Rutland Daily Herald
Thursday Morning, June 13, 1991

Granville Braces for Counterculture Influx

By MICHAEL MAYNARD

GRANVILLE - Residents fo this small Addison County town are preparing for up to 20,000 visitors to flock to the Green Mountain Forest for Rainbow Festival, a national gathering featuring meditation, music and camping. Members of the Rainbow Family of Living Light, a loose-knit organization whose gatherings resemble 1960s hippie festivals, are quietly converging inthe forest for the Rainbow Festival. It will be the first national gthering of the Rainbow Family to be held inthe Northeast.

About 300 "family" members are in the forest preparing trains and setting up kitchen and sanitary facilities. Most of the visitors are expected to come to the gathering between June 29 and July 7, according to Susan Denoncour, a Green Mountain National Forest official in Rutland.

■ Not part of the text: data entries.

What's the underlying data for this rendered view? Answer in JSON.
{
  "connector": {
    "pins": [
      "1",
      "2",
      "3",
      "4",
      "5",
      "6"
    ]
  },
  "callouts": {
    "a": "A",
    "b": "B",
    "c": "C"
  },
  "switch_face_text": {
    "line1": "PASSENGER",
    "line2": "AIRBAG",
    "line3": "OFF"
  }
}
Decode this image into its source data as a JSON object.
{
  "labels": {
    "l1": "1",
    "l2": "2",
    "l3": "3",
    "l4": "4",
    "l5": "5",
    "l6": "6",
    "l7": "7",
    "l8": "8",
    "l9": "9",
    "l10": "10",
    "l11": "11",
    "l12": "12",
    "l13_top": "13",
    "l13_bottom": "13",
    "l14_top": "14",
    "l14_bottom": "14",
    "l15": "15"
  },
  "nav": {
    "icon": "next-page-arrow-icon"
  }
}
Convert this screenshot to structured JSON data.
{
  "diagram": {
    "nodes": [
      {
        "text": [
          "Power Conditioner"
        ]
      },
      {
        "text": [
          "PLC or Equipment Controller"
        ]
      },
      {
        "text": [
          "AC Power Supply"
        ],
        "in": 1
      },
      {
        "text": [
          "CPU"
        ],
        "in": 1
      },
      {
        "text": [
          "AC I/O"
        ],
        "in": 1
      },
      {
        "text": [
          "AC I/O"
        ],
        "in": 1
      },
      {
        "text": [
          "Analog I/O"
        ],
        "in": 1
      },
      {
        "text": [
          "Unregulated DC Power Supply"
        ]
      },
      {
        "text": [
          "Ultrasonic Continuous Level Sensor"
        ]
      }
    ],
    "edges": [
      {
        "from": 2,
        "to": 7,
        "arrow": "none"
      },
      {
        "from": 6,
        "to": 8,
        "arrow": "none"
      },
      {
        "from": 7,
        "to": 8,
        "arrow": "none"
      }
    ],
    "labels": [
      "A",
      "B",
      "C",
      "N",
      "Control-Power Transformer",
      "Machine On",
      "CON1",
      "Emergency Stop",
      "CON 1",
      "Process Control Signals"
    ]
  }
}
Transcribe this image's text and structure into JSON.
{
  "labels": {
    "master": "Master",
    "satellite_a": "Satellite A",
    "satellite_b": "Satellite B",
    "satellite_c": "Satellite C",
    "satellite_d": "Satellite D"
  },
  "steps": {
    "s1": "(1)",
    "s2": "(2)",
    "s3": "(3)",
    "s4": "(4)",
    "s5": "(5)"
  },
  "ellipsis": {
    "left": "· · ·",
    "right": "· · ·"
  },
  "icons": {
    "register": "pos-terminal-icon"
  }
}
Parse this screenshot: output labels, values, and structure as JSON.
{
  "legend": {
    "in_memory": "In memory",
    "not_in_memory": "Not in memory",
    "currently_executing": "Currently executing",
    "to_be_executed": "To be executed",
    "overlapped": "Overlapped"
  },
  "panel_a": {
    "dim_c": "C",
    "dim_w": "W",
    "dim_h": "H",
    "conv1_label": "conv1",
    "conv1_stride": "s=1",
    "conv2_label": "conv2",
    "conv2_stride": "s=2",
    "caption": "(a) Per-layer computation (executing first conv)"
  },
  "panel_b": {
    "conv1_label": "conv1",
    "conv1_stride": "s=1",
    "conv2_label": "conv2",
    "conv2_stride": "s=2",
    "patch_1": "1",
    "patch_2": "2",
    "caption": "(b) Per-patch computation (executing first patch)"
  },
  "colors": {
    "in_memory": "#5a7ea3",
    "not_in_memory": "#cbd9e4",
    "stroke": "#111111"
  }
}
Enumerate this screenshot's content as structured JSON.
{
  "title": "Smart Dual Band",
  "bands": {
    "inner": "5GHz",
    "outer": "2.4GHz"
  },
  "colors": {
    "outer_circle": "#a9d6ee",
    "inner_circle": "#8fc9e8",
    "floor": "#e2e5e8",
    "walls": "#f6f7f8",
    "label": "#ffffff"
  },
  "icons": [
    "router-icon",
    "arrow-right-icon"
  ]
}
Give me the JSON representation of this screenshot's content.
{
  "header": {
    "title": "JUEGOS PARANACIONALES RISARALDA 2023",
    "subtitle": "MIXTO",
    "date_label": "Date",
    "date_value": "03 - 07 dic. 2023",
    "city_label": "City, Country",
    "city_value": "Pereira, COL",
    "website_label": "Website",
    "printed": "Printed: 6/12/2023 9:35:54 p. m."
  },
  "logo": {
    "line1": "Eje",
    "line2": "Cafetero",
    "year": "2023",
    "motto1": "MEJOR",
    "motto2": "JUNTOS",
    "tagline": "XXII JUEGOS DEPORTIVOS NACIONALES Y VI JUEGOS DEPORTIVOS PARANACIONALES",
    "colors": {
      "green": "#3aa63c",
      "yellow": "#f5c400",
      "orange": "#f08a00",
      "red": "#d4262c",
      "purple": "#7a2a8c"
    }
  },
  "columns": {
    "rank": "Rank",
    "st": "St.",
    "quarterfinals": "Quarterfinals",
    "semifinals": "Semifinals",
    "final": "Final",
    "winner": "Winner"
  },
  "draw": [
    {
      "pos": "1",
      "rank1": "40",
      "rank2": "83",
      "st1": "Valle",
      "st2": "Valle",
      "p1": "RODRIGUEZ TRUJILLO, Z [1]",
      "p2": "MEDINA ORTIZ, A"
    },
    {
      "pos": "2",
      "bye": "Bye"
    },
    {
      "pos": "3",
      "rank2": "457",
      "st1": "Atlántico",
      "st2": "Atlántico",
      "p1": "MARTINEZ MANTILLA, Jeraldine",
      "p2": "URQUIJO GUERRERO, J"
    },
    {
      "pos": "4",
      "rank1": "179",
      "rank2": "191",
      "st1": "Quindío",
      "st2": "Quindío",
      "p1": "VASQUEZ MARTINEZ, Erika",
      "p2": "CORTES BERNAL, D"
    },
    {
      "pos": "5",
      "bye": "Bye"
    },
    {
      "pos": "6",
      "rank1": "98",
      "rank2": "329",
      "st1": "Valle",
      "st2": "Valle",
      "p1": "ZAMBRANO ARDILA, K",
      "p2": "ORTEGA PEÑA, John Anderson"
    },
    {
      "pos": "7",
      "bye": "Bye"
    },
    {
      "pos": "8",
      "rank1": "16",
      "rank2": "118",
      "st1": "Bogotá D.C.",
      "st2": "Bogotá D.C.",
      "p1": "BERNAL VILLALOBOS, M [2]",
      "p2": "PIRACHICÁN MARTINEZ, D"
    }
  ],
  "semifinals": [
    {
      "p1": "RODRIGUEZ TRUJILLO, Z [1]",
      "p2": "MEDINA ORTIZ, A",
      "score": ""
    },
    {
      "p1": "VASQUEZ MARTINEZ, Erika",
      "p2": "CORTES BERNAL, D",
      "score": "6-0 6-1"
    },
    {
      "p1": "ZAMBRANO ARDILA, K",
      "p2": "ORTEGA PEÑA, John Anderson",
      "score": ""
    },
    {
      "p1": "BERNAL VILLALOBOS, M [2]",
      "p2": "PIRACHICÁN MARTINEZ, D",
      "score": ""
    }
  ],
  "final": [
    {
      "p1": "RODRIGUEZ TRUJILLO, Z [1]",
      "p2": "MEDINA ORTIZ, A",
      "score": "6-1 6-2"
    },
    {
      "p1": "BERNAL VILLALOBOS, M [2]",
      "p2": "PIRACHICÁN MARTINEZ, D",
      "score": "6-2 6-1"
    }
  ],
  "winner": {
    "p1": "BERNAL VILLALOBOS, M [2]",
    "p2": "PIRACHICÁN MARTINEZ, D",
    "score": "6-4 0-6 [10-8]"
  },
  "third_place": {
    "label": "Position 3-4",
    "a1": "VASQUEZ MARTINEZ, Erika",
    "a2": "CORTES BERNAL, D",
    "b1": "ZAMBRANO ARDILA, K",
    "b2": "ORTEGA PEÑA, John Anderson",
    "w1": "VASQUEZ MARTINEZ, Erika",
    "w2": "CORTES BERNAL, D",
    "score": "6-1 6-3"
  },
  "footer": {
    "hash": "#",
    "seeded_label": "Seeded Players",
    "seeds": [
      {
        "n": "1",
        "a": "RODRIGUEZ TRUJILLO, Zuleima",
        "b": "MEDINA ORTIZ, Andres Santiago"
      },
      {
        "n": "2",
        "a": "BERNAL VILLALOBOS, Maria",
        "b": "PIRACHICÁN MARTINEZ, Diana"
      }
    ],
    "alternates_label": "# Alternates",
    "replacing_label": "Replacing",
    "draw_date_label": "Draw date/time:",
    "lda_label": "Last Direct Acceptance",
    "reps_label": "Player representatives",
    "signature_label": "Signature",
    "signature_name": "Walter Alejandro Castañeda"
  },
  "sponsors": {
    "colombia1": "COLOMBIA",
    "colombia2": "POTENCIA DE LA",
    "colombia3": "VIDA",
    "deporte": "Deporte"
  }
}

Rainbow gatherings in Vermont are not new. Granville hosted a regional gathering in 1988 that attracted about 2,000 people and the Red Mill Brook Campground in Woodford was host to a similar gathering in 1989.

Denoncour said that relationship with Rainbow members had been cooperative in the past. "The New England Regional Rainbows have been real good to work with," she said.

But with up to 20,000 people expected in Granville, Denoncour said, the Forest Service is bringing in extra people. A Forest Service command post will be set up in Rochester and a team of 25 Forest Service workers will be specifically involved with the gathering.

Capt. James Nolan of the Vermont State Police in Bethel said patrols would be set up in the area during the 10 days of the actual gathering.

Denoncour said Rainbow leaders had been warned about state drug and liquor laws.

"We strongly watch what's going on around the perimeter of the gathering," she said, "We reserve the right to go inside the gathering."